# 0.1 Molecular biology

[Molecular biology](https://en.wikipedia.org/wiki/Molecular_biology) concerns all molecular basis of a life from composition to activity, including the interactions between [DNA](https://en.wikipedia.org/wiki/DNA), [RNA](https://en.wikipedia.org/wiki/RNA), [proteins](https://en.wikipedia.org/wiki/Protein), their [biosynthesis](https://en.wikipedia.org/wiki/Protein_biosynthesis), as well as the regulation of these interactions.  Molecular biology also is the study of molecular underpinnings of the processes of [replication](https://en.wikipedia.org/wiki/DNA_replication), [transcription](https://en.wikipedia.org/wiki/Transcription_\(genetics\)), [translation](https://en.wikipedia.org/wiki/Translation_\(biology\)) and cell function, which is a good starting point to understand the field.
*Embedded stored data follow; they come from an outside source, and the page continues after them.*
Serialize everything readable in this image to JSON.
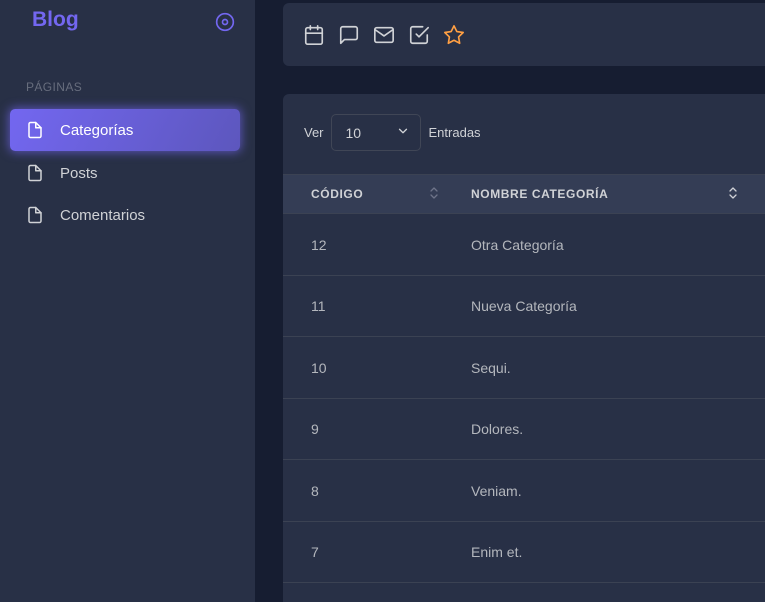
{
  "sidebar": {
    "brand": "Blog",
    "section_header": "PÁGINAS",
    "items": [
      {
        "label": "Categorías",
        "icon": "file-icon",
        "active": true
      },
      {
        "label": "Posts",
        "icon": "file-icon",
        "active": false
      },
      {
        "label": "Comentarios",
        "icon": "file-icon",
        "active": false
      }
    ],
    "toggle_icon": "disc-icon"
  },
  "navbar": {
    "icons": [
      "calendar-icon",
      "message-square-icon",
      "mail-icon",
      "check-square-icon",
      "star-icon"
    ]
  },
  "table": {
    "length_label_before": "Ver",
    "length_value": "10",
    "length_label_after": "Entradas",
    "columns": [
      "CÓDIGO",
      "NOMBRE CATEGORÍA"
    ],
    "rows": [
      {
        "code": "12",
        "name": "Otra Categoría"
      },
      {
        "code": "11",
        "name": "Nueva Categoría"
      },
      {
        "code": "10",
        "name": "Sequi."
      },
      {
        "code": "9",
        "name": "Dolores."
      },
      {
        "code": "8",
        "name": "Veniam."
      },
      {
        "code": "7",
        "name": "Enim et."
      }
    ]
  },
  "colors": {
    "primary": "#7367f0",
    "star": "#ff9f43",
    "sidebar_bg": "#283046",
    "body_bg": "#161d31"
  }
}
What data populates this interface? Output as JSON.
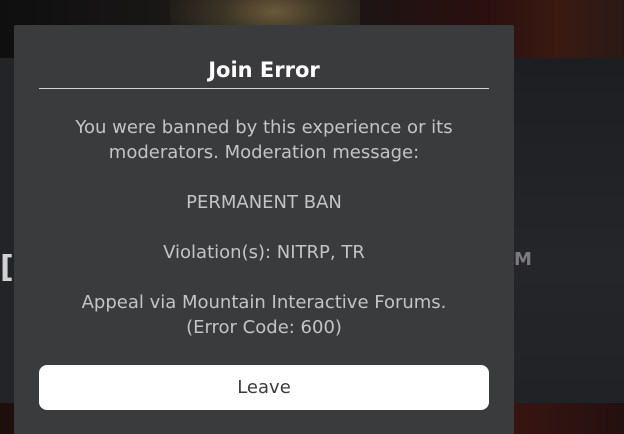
{
  "background": {
    "left_fragment": "[",
    "right_fragment": "M"
  },
  "dialog": {
    "title": "Join Error",
    "message_line_1": "You were banned by this experience or its",
    "message_line_2": "moderators. Moderation message:",
    "ban_type": "PERMANENT BAN",
    "violations": "Violation(s): NITRP, TR",
    "appeal": "Appeal via Mountain Interactive Forums.",
    "error_code": "(Error Code: 600)",
    "leave_label": "Leave"
  },
  "colors": {
    "dialog_background": "#393b3d",
    "title_text": "#ffffff",
    "body_text": "#c3c4c5",
    "button_background": "#ffffff",
    "button_text": "#393b3d"
  }
}
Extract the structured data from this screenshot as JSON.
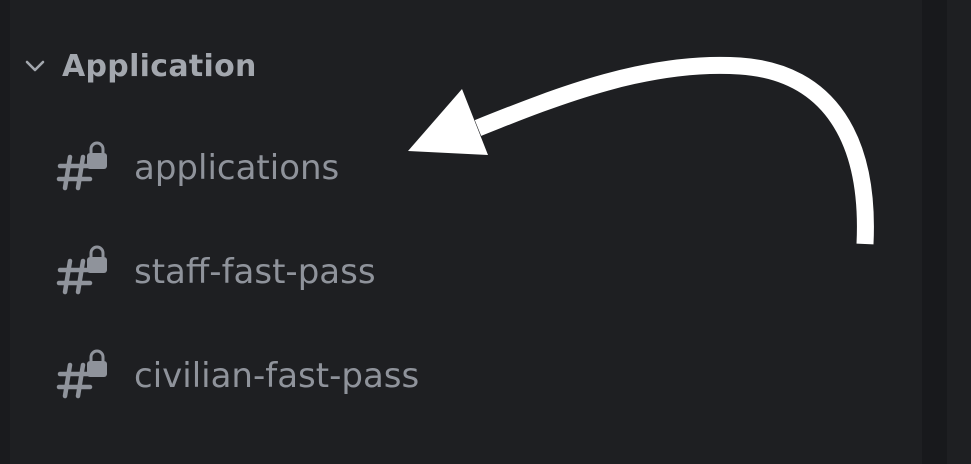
{
  "category": {
    "label": "Application",
    "icon": "chevron-down-icon",
    "collapsed": false
  },
  "channels": [
    {
      "name": "applications",
      "icon": "locked-text-channel-icon"
    },
    {
      "name": "staff-fast-pass",
      "icon": "locked-text-channel-icon"
    },
    {
      "name": "civilian-fast-pass",
      "icon": "locked-text-channel-icon"
    }
  ],
  "colors": {
    "background": "#1e1f22",
    "category_text": "#a3a7ae",
    "channel_text": "#8f939b",
    "annotation_arrow": "#ffffff"
  }
}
To better understand the content about 3D genome and serve a broad spectrum of readers, let's first review some important concepts. Folks who are familiar with these content feel free to skip this chapter.&#x20;

## Restriction enzyme

Restriction Enzymes that cuts DNA at specific nucleotide sequences known as restriction sites, were first discovered in bacteria where these enzymes are designed to **selectively** cut exogenous DNA (like virus) to protect themselves.&#x20;

To cut the DNA, restriction enzyme makes two incisions, each strand of the DNA double helix. These restriction sites are palindrome ( which means the  sequence read the same forwards as backwards ). There are over 3000 RE have been identified and more than 600 of them are commercially available. Details of enzyme can be found in [database](http://rebase.neb.com/rebase/rebase.html) or commercial website. &#x20;

Naturally occurring restriction endonucleases are categorized into four groups (Types I, II III, and IV) based on their composition and [enzyme cofactor](https://en.wikipedia.org/wiki/Enzyme_cofactor) requirements, the nature of their target sequence, and the position of their DNA cleavage site relative to the target sequence. Here we will focus on the last criteria.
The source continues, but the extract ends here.